Monday, June 7, 3:05 p.m.: First light in Hutch 3! This is a big deal. The X-ray Pump Probe experiment in Hutch 3, which saw first light on Monday, will be the first hard X-ray experiment to operate at LCLS. To date the LCLS has been running experiments with "soft" X-rays of 10-15 Angstrom wavelength. XPP is the first experiment designed to operate with hard X-rays (down to 1.5 Angstrom wavelength). John Arthur had kept me posted on the schedule and I was able to get down to the Near Experimental Hall in time to witness the excitement as the hard X-rays entered the hutch for the first time. It went like clockwork—very impressive! David Fritz, the instrument scientist for XPP, was impressively cool and collected, focused on the measurements they needed to do to get ready for commissioning and then first users in the fall.

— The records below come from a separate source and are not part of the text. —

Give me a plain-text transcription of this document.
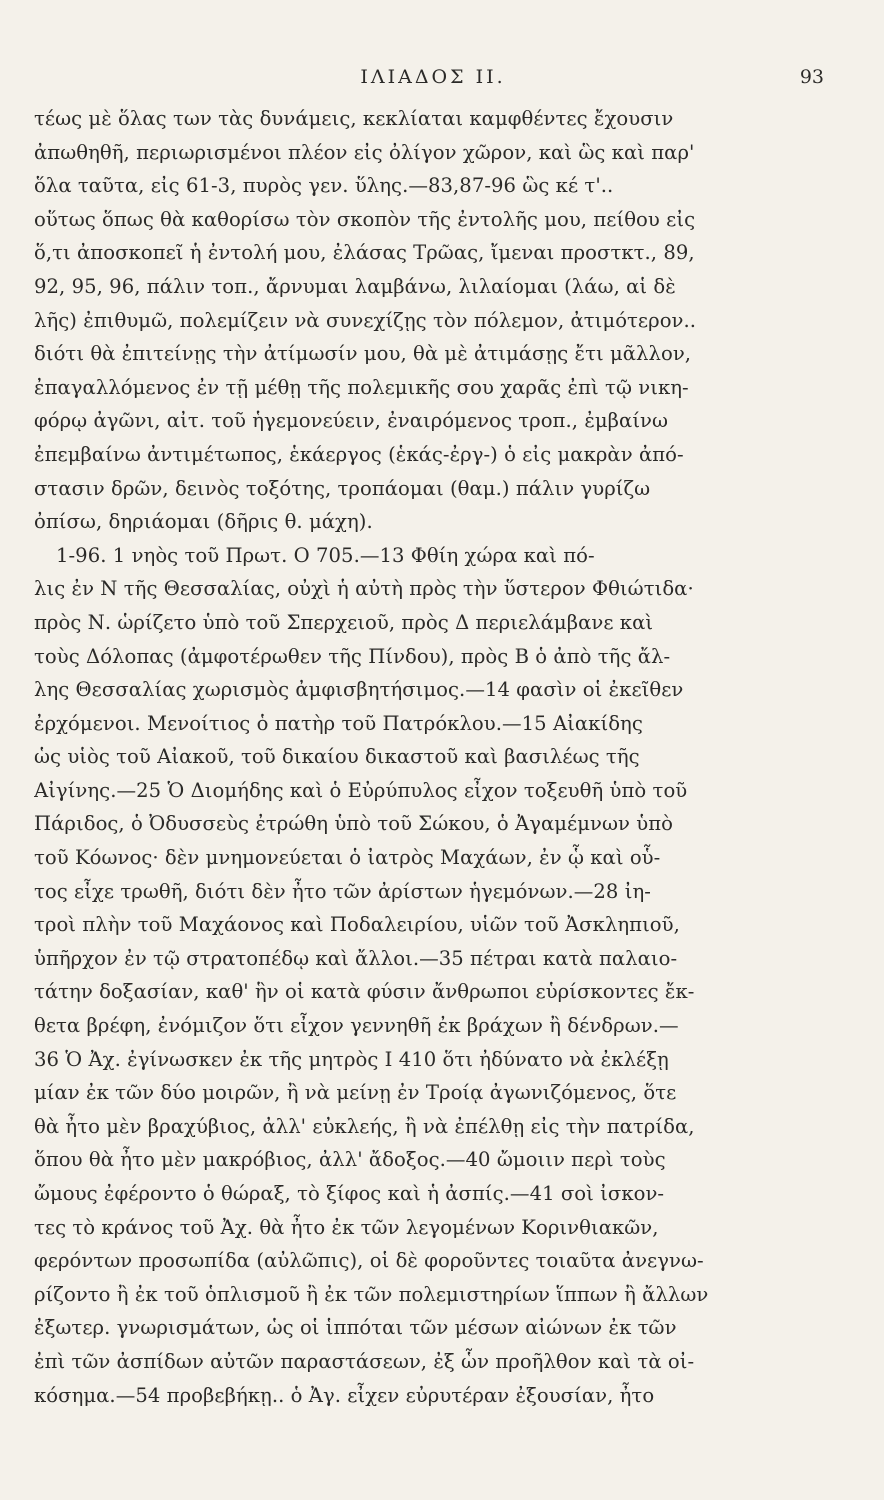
ΙΛΙΑΔΟΣ ΙΙ.	93
τέως μὲ ὅλας των τὰς δυνάμεις, κεκλίαται καμφθέντες ἔχουσιν
ἀπωθηθῆ, περιωρισμένοι πλέον εἰς ὀλίγον χῶρον, καὶ ὣς καὶ παρ'
ὅλα ταῦτα, εἰς 61-3, πυρὸς γεν. ὕλης.—83,87-96 ὣς κέ τ'..
οὕτως ὅπως θὰ καθορίσω τὸν σκοπὸν τῆς ἐντολῆς μου, πείθου εἰς
ὅ,τι ἀποσκοπεῖ ἡ ἐντολή μου, ἐλάσας Τρῶας, ἴμεναι προστκτ., 89,
92, 95, 96, πάλιν τοπ., ἄρνυμαι λαμβάνω, λιλαίομαι (λάω, αἱ δὲ
λῆς) ἐπιθυμῶ, πολεμίζειν νὰ συνεχίζῃς τὸν πόλεμον, ἀτιμότερον..
διότι θὰ ἐπιτείνῃς τὴν ἀτίμωσίν μου, θὰ μὲ ἀτιμάσῃς ἔτι μᾶλλον,
ἐπαγαλλόμενος ἐν τῇ μέθῃ τῆς πολεμικῆς σου χαρᾶς ἐπὶ τῷ νικη-
φόρῳ ἀγῶνι, αἰτ. τοῦ ἡγεμονεύειν, ἐναιρόμενος τροπ., ἐμβαίνω
ἐπεμβαίνω ἀντιμέτωπος, ἑκάεργος (ἑκάς-ἐργ-) ὁ εἰς μακρὰν ἀπό-
στασιν δρῶν, δεινὸς τοξότης, τρoπάομαι (θαμ.) πάλιν γυρίζω
ὀπίσω, δηριάομαι (δῆρις θ. μάχη).
1-96. 1 νηὸς τοῦ Πρωτ. Ο 705.—13 Φθίη χώρα καὶ πό-
λις ἐν Ν τῆς Θεσσαλίας, οὐχὶ ἡ αὐτὴ πρὸς τὴν ὕστερον Φθιώτιδα·
πρὸς Ν. ὡρίζετο ὑπὸ τοῦ Σπερχειοῦ, πρὸς Δ περιελάμβανε καὶ
τοὺς Δόλοπας (ἀμφοτέρωθεν τῆς Πίνδου), πρὸς Β ὁ ἀπὸ τῆς ἄλ-
λης Θεσσαλίας χωρισμὸς ἀμφισβητήσιμος.—14 φασὶν οἱ ἐκεῖθεν
ἐρχόμενοι. Μενοίτιος ὁ πατὴρ τοῦ Πατρόκλου.—15 Αἰακίδης
ὡς υἱὸς τοῦ Αἰακοῦ, τοῦ δικαίου δικαστοῦ καὶ βασιλέως τῆς
Αἰγίνης.—25 Ὁ Διομήδης καὶ ὁ Εὐρύπυλος εἶχον τοξευθῆ ὑπὸ τοῦ
Πάριδος, ὁ Ὀδυσσεὺς ἐτρώθη ὑπὸ τοῦ Σώκου, ὁ Ἀγαμέμνων ὑπὸ
τοῦ Κόωνος· δὲν μνημονεύεται ὁ ἰατρὸς Μαχάων, ἐν ᾧ καὶ οὗ-
τος εἶχε τρωθῆ, διότι δὲν ἦτο τῶν ἀρίστων ἡγεμόνων.—28 ἰη-
τροὶ πλὴν τοῦ Μαχάονος καὶ Ποδαλειρίου, υἱῶν τοῦ Ἀσκληπιοῦ,
ὑπῆρχον ἐν τῷ στρατοπέδῳ καὶ ἄλλοι.—35 πέτραι κατὰ παλαιο-
τάτην δοξασίαν, καθ' ἣν οἱ κατὰ φύσιν ἄνθρωποι εὑρίσκοντες ἔκ-
θετα βρέφη, ἐνόμιζον ὅτι εἶχον γεννηθῆ ἐκ βράχων ἢ δένδρων.—
36 Ὁ Ἀχ. ἐγίνωσκεν ἐκ τῆς μητρὸς Ι 410 ὅτι ἠδύνατο νὰ ἐκλέξῃ
μίαν ἐκ τῶν δύο μοιρῶν, ἢ νὰ μείνῃ ἐν Τροίᾳ ἀγωνιζόμενος, ὅτε
θὰ ἦτο μὲν βραχύβιος, ἀλλ' εὐκλεής, ἢ νὰ ἐπέλθῃ εἰς τὴν πατρίδα,
ὅπου θὰ ἦτο μὲν μακρόβιος, ἀλλ' ἄδοξος.—40 ὤμοιιν περὶ τοὺς
ὤμους ἐφέροντο ὁ θώραξ, τὸ ξίφος καὶ ἡ ἀσπίς.—41 σοὶ ἰσκον-
τες τὸ κράνος τοῦ Ἀχ. θὰ ἦτο ἐκ τῶν λεγομένων Κορινθιακῶν,
φερόντων προσωπίδα (αὐλῶπις), οἱ δὲ φοροῦντες τοιαῦτα ἀνεγνω-
ρίζοντο ἢ ἐκ τοῦ ὁπλισμοῦ ἢ ἐκ τῶν πολεμιστηρίων ἵππων ἢ ἄλλων
ἐξωτερ. γνωρισμάτων, ὡς οἱ ἱππόται τῶν μέσων αἰώνων ἐκ τῶν
ἐπὶ τῶν ἀσπίδων αὐτῶν παραστάσεων, ἐξ ὧν προῆλθον καὶ τὰ οἰ-
κόσημα.—54 προβεβήκῃ.. ὁ Ἀγ. εἶχεν εὐρυτέραν ἐξουσίαν, ἦτο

Monday, June 7, 4:15 p.m.: Professor Henry Chapman from the DESY Center for Free Electron Lasers and University of Hamburg gave the SLAC colloquium, "First Bio-Imaging Results from LCLS." It was a wonderful talk, and Chapman did a great job demonstrating the scientific potential of the machine with first LCLS data. I was impressed at the diversity of the audience as the lab turned out in force to hear about first results from LCLS
Wednesday, June 9, 9:30 a.m.: On Tuesday, Dan Lehman and his team spent the day reviewing the LCLS project. This Critical Decision 4 review was to recommend whether SLAC is ready for completion of the LCLS project and start of LCLS operations. The review committee responded to their charge question: "Is the project ready for approval of CD-4, start of Operations?" with a resounding "Yes!." Official project completion will come in the next month or two from the Department of Energy. It was an emotional moment. In some ways, it was a bit of an anti-climax, a bit like when a student turns in her doctoral thesis, but it also felt really, really good. It took the committee 15 minutes at the closeout to declare the project ready for CD-4. It took another 15 minutes for representatives of the Site Office (Hanley Lee), the program (Pedro Montano), the project (John Galayda), and the laboratory (me) to stumble through our emotional thanks to all the people who have worked to make this moment possible. And while CD-4 is the end of the LCLS project, it is just the beginning of LCLS science.
And then someone on the committee said, "And we will be back!." We anticipate the CD-1 review (review of conceptual design) for LCLS-II to take place next summer. Yes indeed… we will be back!